Running for Your Life: Doubt as Starter

Am riding the N Train, going local, on a Sunday (Nov. 12) and making notes.

When I arrived at the station on the R Train, the more convenient D Train was on the express track, doors open. We R passengers made a bee line for the doors, which closed before anyone could get in. Then the D pulled out, which is why I’m on my second choice: the slow-moving N.

How hard is it to look and see, to accept, without judgment? For without that state of mind, doesn’t creativity founder?  

What is doubt in art but the starter, what you build from the ground up, you know, like in sourdough bread-making.

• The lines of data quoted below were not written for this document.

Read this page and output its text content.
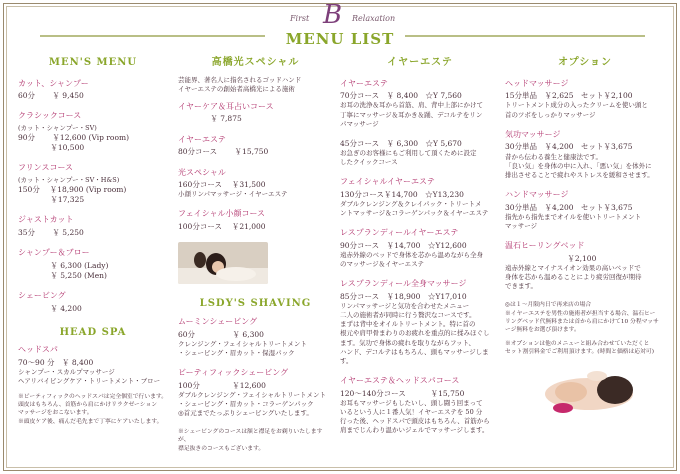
First B Relaxation
MENU LIST
MEN'S MENU
カット、シャンプー
60分　　 ￥ 9,450
クラシックコース
(カット・シャンプー・SV)
90分　　 ￥12,600 (Vip room)
　　　　 ￥10,500
フリンスコース
(カット・シャンプー・SV・H&S)
150分　 ￥18,900 (Vip room)
　　　　 ￥17,325
ジャストカット
35分　　 ￥ 5,250
シャンプー＆ブロー
　　　　 ￥ 6,300 (Lady)
　　　　 ￥ 5,250 (Men)
シェービング
　　　　 ￥ 4,200
HEAD SPA
ヘッドスパ
70〜90 分　￥ 8,400
シャンプー・スカルプマッサージ
ヘアリバイビングケア・トリートメント・ブロー
※ビーティフィックのヘッドスパは完全個室で行います。
頭皮はもちろん、首筋から肩にかけリラクゼーション
マッサージをおこないます。
※頭皮ケア後、痛んだ毛先まで丁寧にケアいたします。
高橋光スペシャル
芸能界、著名人に指名されるゴッドハンド
イヤーエステの創始者高橋光による施術
イヤーケア＆耳占いコース
　　　　 ￥ 7,875
イヤーエステ
80分コース　　 ￥15,750
光スペシャル
160分コース　 ￥31,500
小顔リンパマッサージ・イヤーエステ
フェイシャル小顔コース
100分コース　 ￥21,000
LSDY'S SHAVING
ムーミンシェービング
60分　　　　　￥ 6,300
クレンジング・フェイシャルトリートメント
・シェービング・眉カット・保湿パック
ビーティフィックシェービング
100分　　　　 ￥12,600
ダブルクレンジング・フェイシャルトリートメント
・シェービング・眉カット・コラーゲンパック
◎首元までたっぷりシェービングいたします。
※シェービングのコースは額と襟足をお剃りいたしますが、
襟足抜きのコースもございます。
イヤーエステ
イヤーエステ
70分コース　￥ 8,400　☆Y 7,560
お耳の洗浄＆耳から首筋、肩、背中上部にかけて
丁寧にマッサージ＆耳かき＆踊、デコルテをリン
パマッサージ
45分コース　￥ 6,300　☆Y 5,670
お急ぎのお客様にもご利用して頂くために設定
したクイックコース
フェイシャルイヤーエステ
130分コース￥14,700　☆Y13,230
ダブルクレンジング＆クレイパック・トリートメ
ントマッサージ＆コラーゲンパック＆イヤーエステ
レスプランディールイヤーエステ
90分コース　￥14,700　☆Y12,600
遠赤外線のベッドで身体を芯から温めながら全身
のマッサージ＆イヤーエステ
レスプランディール全身マッサージ
85分コース　￥18,900　☆Y17,010
リンパマッサージと気功を合わせたメニュー
二人の施術者が同時に行う贅沢なコースです。
まずは背中をオイルトリートメント。特に首の
根元や肩甲骨まわりのお疲れを重点的に揉みほぐし
ます。気功で身体の疲れを取りながらフット、
ハンド、デコルテはもちろん、頭もマッサージします。
イヤーエステ＆ヘッドスパコース
120〜140分コース　　　 ￥15,750
お耳もマッサージもしたいし、頭し闘う回まって
いるという人に１番人気！イヤーエステを 50 分
行った後、ヘッドスパで頭皮はもちろん、首筋から
肩までじんわり温かいジェルでマッサージします。
オプション
ヘッドマッサージ
15分単品　￥2,625　セット￥2,100
トリートメント成分の入ったクリームを使い頭と
首のツボをしっかりマッサージ
気功マッサージ
30分単品　￥4,200　セット￥3,675
昔から伝わる養生と健康法です。
「良い気」を身体の中に入れ、「悪い気」を体外に
排出させることで疲れやストレスを緩和させます。
ハンドマッサージ
30分単品　￥4,200　セット￥3,675
指先から指先までオイルを使いトリートメント
マッサージ
温石ヒーリングベッド
　　　　　　　　 ￥2,100
遠赤外線とマイナスイオン効果の高いベッドで
身体を芯から温めることにより疲労回復が期待
できます。
◎は１〜月限内日で再来店の場合
※イヤーエステを男性の施術者が担当する場合、温石ヒー
リングベッド代無料または首から肩にかけて10 分程マッサ
ージ無料をお選び頂けます。
※オプションは他のメニューと組み合わせていただくと
セット割引料金でご利用頂けます。(時間と価格は応対可)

In art, your particular brand of doubt creates something fresh and new, removed from the unoriginal, the creative equivalent to the subway ad campaign for an entrepreneur service that in one ad chastises those who take a simple career path, noting disdainfully that it’s called a path because someone else has blazed it, meaning by that very nature the path is unoriginal and therefore not worthy of the best among us.

Precept: Original and new is good; unoriginal and old is bad.

A second ad by the entrepreneur gurus says: “Nobody ever said: ‘Just think about it.”

Except, of course, philosopher kings and queens … After all, thinking is the one thing that, at least theoretically, we humans do better than other animals. We apparently think; it is other animals that “do,” who, in fact, are the masters of doing.